Lori glanced over and giggled. “Ah, are you having a hard time there?”

“Tease me now . . . go ahead.”

She licked her lips. “I’m sure I can manage to make it all better.”

He groaned. The only thing harder than riding a horse when you had a dick was riding one with a hard-on.

“Are you sure it’s okay that you’re here? Your boss isn’t going to be upset with the time off you’ve been taking?”

The tangling of the web he’d been weaving was starting to thicken up. “I get paid by the task, not by the hour. I’m good.
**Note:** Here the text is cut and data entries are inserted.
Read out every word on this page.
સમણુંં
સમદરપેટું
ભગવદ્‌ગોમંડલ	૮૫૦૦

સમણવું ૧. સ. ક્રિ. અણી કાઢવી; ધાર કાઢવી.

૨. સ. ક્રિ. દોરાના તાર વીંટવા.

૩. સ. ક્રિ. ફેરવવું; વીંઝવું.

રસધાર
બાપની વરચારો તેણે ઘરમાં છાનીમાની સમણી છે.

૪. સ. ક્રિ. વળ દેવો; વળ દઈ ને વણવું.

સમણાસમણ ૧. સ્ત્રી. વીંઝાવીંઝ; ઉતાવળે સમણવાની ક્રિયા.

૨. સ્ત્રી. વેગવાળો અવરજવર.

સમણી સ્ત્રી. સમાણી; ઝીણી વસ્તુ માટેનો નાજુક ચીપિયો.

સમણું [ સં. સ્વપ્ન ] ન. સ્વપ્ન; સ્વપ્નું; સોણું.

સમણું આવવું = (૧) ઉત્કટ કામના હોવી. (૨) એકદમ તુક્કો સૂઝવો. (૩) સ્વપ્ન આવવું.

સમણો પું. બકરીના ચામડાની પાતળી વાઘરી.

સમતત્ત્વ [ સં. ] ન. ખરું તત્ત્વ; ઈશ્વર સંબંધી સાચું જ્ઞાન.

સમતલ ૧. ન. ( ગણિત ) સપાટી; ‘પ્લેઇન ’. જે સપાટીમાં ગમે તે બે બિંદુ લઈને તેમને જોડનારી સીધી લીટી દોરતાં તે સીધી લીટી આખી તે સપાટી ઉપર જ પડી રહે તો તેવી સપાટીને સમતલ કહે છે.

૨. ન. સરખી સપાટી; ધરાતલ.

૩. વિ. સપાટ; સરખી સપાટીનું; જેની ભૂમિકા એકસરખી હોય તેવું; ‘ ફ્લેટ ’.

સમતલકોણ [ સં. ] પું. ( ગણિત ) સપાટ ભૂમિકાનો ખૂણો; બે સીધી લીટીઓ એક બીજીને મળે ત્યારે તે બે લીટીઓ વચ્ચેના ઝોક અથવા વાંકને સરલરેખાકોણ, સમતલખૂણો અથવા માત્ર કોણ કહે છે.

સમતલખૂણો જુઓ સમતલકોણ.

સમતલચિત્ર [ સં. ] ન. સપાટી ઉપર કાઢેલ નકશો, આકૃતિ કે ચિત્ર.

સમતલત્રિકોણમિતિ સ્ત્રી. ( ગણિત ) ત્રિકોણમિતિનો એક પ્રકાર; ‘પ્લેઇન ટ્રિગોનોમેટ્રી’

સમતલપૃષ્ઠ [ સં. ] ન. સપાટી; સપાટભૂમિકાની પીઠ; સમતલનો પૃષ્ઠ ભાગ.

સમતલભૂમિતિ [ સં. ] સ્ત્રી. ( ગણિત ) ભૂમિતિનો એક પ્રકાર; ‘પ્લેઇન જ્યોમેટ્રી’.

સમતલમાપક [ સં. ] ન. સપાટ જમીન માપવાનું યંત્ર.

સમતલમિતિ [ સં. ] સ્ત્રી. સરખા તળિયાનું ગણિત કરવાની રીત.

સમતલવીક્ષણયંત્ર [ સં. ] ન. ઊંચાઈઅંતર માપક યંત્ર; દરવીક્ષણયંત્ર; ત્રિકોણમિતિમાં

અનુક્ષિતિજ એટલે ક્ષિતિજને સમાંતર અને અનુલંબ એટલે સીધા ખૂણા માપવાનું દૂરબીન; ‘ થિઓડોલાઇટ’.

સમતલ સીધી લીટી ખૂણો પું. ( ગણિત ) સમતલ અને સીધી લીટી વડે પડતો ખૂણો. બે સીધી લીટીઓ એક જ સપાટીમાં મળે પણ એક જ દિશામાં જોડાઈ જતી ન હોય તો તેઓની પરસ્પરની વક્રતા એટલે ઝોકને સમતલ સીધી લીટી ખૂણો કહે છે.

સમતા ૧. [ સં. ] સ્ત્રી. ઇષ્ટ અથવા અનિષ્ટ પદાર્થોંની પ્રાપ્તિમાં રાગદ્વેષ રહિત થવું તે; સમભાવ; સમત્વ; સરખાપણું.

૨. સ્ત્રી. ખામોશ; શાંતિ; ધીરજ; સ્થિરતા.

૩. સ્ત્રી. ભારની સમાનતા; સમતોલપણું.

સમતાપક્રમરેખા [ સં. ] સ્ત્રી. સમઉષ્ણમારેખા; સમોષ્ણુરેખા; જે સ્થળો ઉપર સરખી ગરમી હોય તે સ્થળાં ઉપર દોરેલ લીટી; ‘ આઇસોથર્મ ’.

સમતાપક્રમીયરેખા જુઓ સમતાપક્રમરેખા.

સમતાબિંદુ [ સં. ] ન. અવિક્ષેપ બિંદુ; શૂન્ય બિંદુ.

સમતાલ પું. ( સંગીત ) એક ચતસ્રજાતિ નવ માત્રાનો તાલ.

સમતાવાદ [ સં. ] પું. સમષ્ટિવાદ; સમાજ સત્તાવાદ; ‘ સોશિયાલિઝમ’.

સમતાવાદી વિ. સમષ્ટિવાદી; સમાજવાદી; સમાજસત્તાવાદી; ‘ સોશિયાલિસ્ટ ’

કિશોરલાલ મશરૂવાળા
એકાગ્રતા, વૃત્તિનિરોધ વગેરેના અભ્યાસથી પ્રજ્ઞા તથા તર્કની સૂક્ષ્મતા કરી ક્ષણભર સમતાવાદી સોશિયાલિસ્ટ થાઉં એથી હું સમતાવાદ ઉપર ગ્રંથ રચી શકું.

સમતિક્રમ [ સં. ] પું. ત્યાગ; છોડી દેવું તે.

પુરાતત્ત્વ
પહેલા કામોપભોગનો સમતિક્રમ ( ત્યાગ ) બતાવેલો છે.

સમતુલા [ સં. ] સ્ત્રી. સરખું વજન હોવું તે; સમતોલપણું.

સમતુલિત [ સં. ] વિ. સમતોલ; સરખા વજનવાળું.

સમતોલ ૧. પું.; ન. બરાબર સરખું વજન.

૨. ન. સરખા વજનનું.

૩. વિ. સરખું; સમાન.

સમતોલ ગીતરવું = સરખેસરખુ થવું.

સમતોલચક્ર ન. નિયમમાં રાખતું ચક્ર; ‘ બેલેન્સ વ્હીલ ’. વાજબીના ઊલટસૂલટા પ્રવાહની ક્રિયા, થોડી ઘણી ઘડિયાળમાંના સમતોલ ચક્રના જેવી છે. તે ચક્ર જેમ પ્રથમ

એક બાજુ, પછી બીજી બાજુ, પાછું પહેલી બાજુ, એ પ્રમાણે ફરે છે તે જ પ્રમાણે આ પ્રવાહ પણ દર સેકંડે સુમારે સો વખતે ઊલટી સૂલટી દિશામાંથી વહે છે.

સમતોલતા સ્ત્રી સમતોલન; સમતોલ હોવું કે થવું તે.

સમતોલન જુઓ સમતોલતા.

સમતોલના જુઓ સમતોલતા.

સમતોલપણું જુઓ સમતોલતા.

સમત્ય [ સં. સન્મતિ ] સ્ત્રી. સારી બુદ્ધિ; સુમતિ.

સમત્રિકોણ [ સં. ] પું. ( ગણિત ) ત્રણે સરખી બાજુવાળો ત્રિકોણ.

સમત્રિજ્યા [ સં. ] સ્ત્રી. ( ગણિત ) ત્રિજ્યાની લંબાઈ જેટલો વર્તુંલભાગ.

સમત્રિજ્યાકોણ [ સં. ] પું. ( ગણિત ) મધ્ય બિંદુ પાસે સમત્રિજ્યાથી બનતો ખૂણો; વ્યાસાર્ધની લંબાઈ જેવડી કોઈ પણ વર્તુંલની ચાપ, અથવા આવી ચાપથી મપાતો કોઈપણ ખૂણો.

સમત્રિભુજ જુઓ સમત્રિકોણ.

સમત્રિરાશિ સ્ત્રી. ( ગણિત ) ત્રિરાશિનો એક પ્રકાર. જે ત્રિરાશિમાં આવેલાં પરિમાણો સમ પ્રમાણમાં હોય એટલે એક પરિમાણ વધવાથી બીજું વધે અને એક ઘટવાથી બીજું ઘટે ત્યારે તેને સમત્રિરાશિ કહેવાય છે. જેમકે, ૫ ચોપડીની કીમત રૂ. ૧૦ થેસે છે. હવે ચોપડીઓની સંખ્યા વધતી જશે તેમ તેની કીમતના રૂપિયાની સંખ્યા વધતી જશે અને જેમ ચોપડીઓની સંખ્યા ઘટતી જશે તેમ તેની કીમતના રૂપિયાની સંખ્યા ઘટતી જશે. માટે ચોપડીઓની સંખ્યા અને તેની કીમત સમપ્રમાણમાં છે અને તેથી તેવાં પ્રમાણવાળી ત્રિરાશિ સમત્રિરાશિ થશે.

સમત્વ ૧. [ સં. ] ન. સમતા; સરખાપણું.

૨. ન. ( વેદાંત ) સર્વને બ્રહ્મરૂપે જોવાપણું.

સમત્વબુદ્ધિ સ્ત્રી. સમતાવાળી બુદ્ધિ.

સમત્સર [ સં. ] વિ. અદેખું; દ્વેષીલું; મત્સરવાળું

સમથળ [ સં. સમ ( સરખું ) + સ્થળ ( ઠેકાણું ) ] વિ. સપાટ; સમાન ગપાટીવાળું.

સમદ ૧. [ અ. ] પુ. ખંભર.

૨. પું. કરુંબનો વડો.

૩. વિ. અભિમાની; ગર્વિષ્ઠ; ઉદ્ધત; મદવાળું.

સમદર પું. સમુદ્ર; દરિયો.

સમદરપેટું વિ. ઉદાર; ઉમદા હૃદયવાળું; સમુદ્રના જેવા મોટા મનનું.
Don’t you have enough to worry about other than my job?”

“I do. But I’d feel terrible if something happened between you and your boss.”

He really hoped the guilt down his spine wasn’t showing on his face. “Nothing is going to happen. I promise.”

They’d turned the horses back toward the ranch house and had to keep them from running home.

“If you ever wanted to change professions, Avery seems to think you have the perfect fit for a bodyguard.”

“And what does Avery know about bodyguards?”

“She said you have the perfect resting bitch face.”

“Was that a compliment?”

“Not sure. Probably.”

His horse tossed her head. “I wanted to be a cop, once.” A half-truth was the best he could give her without more questions.

Lori tilted her head. “What happened to that dream?”

The memory of blood running down his neck from the slash in his cheek while he watched his partner struggling to breathe flashed. “It didn’t work out.”

“I think you would make a great cop.”

As if he’d ever go back. Just thinking about it made the faded scar on his chin itch.